Les très riches gisements de dinosaures chinois ont été découverts au début du siècle par des géologues occidentaux, avant d’être étudiés par les paléontologues chinois. Ils avaient été connus bien plus tôt, puisqu’un auteur chinois du troisième siècle de notre ère, Chang Qu, a narré la découverte d’os de dragon dans la province du Sichuan (la plus riche de Chine en fossiles de dinosaures) : « Le comté de Wucheng produit des os de dragons. Il semble que le dragon se soit élevé de la montagne au ciel, mais la porte du ciel s’étant trouvée fermée, il n’a pas pu entrer et il est retombé sur la terre, où il fut ensuite enfoui sous le sol. C’est pourquoi quand on creuse on peut maintenant trouver des os de dragon ». Il s’agit peut-être là de la première fouille paléontologique et de la première mention d’os de dinosaures. L’extraction de ces fossiles ne répondait pas alors à une curiosité scientifique, mais à une demande pharmaceutique.

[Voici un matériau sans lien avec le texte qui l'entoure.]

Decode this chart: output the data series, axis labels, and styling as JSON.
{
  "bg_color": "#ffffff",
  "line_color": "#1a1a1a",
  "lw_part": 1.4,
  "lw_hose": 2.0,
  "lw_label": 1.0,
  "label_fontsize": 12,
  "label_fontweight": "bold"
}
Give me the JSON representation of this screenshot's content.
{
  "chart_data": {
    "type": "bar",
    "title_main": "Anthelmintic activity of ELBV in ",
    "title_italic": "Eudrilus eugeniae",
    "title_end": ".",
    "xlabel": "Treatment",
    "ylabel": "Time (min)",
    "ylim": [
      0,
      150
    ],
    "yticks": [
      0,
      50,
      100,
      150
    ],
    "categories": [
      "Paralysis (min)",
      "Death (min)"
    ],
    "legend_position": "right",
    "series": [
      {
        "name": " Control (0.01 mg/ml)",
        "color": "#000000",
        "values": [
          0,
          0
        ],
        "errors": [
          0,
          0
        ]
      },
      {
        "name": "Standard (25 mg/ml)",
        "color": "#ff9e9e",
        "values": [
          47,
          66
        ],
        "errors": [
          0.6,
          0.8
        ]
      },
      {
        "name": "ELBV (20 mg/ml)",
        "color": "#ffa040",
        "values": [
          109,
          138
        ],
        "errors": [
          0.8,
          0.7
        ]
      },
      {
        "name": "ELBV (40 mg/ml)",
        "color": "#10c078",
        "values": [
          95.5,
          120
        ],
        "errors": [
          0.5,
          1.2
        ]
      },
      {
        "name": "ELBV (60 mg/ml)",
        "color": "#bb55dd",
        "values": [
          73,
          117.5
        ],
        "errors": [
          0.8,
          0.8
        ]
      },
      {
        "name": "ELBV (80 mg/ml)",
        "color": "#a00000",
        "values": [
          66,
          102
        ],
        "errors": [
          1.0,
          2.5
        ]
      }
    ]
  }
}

Les « os de dragon » sont encore aujourd’hui considérés, par la médecine cinoise traditionnelle, comme un puissant remède contre de très nombreuses maladies et un excellent aphrodisiaque.
Au jurassique supérieur, les formes communes à la Néopangée et à la Mésoasie sont de véritables « fossiles vivants » hérités de la Pangée ; parmi eux, il convient de mentionner des amphibiens labyrinthodontes qu’on croyait, encore récemment, éteints à la fin du Trias (on en connaît maintenant jusque dans le Crétacé de Thaïlande) et des reptiles mammaliens archaïques du groupe des tritylodontes, bien connus dans le Trias pangéen.
L’isolement de l’Asie pendant cinquante millions d’années a donc entraîné, ce qui est logique, une évolution endémique de nombreux groupes de vertébrés continentaux.